Friday, October 24, 2008

Now This Would Work . . .

My brothers and sisters and I used to watch "Young Riders" back in the day. It seems it was about Pony Express riders getting into scuffles and such, and if I recall correctly, the cutest Rider was one of the Baldwin brothers, but definitely not Alec. I've also recently become a fan of the occasional show of "Bonanza." It's a great day on Bonanza if no one gets killed, which means it's never a great day. At least Little Joe always survives the scrapes he gets into. Shows like these got me to thinking. When problems arose, a gun fight ensued. Problem solved. So I propose the following: "The Presidential Candidates Duel." There are many advantages to this method of choosing a president, but I will just mention a few.

1. U.S. citizens will not have to make the effort to study out the positions of each candidate.
2. No need for campaigns. Either you're quick to shoot or you're not.
3. No long voting lines.
4. This puts third party candidates on fair ground with Republicans and Democrats.
5. No more slanderous, expensive campaign ads on t.v. because it doesn't matter how many people you get to like you.
6. No need for watching 2+ hours of boring debates hoping to hear someone say something stupid.

Normally this would occur like a tournament--single elimination obviously--with duels occuring in each party until one person is left in each party. Then the duels between the differing parties until someone comes out on top. There's your new President of the United States. But because we're already at the general election, this time it will just have to be Obama and McCain. I must admit that change-loving Obama may be at a disadvantage in a gun fight with the ol' Maverick, but his youth may help out. I can see some potential drawbacks to my proposition, but I will just mention a few.

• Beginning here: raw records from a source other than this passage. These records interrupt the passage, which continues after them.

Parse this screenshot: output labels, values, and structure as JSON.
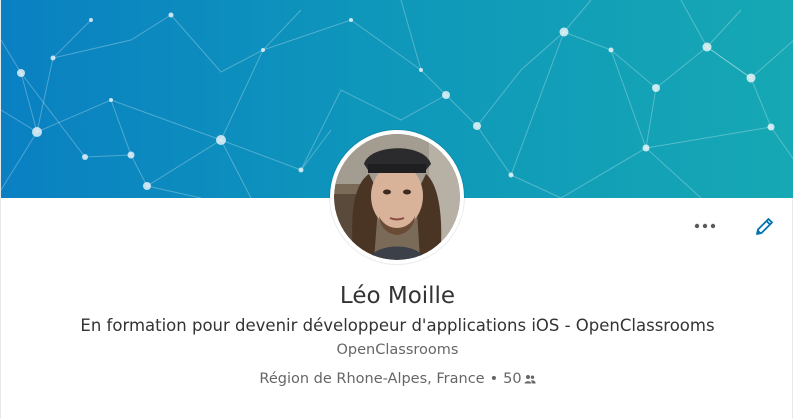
{
  "profile": {
    "name": "Léo Moille",
    "headline": "En formation pour devenir développeur d'applications iOS - OpenClassrooms",
    "company": "OpenClassrooms",
    "location": "Région de Rhone-Alpes, France",
    "separator": "•",
    "connections": "50"
  },
  "actions": {
    "more_label": "···"
  },
  "icons": {
    "more": "ellipsis-icon",
    "edit": "pencil-icon",
    "connections": "people-icon"
  },
  "colors": {
    "banner_start": "#0a80c2",
    "banner_end": "#16a8b4",
    "accent": "#0073b1"
  }
}
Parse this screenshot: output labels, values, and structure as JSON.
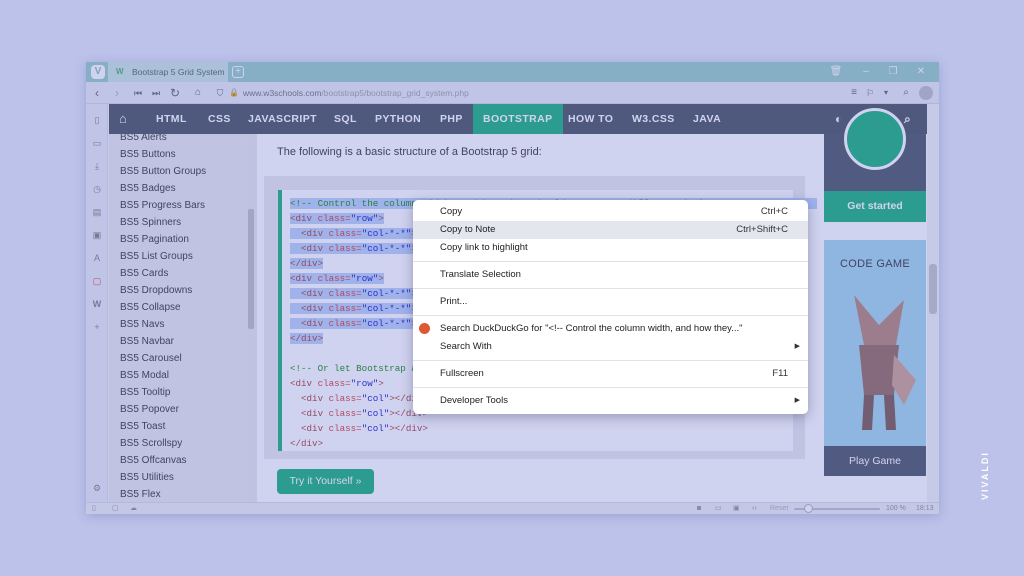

1. No second chances. You can't try running again in four years if you don't make it.
2. And, well, that's about it.

So think about it folks.

Wednesday, October 15, 2008

Thank You Elder Nelson

I was really happy to read Elder Nelson's Ensign article on abortion. I'm realizing how important it is to stand up for moral, conservative values because they are constantly under attack. I recently read an article where "Pro-life" was actually referred to as "Anti-choice." I guess because it's the opposite of "Pro-choice." Yeah, I'm a thinker. So does that mean that those who support abortion are "Anti-life?" Anyway, one thing that stood out to me in the article was this (put in my own words): As members of the church, we strongly believe in the right to choose. Those who support abortion are confusing choice with consequence. Pregnancy is a consequence--the result of the choice to have a relationship that conceived life. We've all heard the phrase "You can choose the action, but you can't choose the consequence" or whatever it is. Obviously not all consequences are immediate, and we think we might be getting away with something (or not getting something we deserve if that be the case), but in the end everything will be sorted out.

Wut's happnd 2 the English langwij?

For texters these days, life is easy. You don't need to have a command of the English language to communicate. For example you don't need to know which "your or you're" or "to, too, or two" to use, because you can just put "ur" or "2". Being the old-fashioned girl that I am (or just stubborn and unwilling to change) I insist upon spelling out every word, capitalizing my "I"s, and inserting commas when necessary to avoid run-on sentences when I text. I'm not calling people, mainly teenagers, that use abbreviated language stupid or anything. I just appreciate a more sophisticated, thought-out use of our language. Here are some phrases from books I have read lately: "antics of rascality," "idiot imbecility," "mortal indomitableness," and one of my favorites, "the fruit of falsehood carries in its currents the giddy to the grave." Isn't is just fun to say those type of things? Think about all of the wonderful words that we never use anymore. I can't blame it all on texting because it starting happening long before that, but I think it is contributing to the demise of intelligent speaking and writing--not to mention proper grammar. But maybe that doesn't even matter anymore. Maybe there are more important things in life than knowing how to correctly spell "You". U know wut i mean?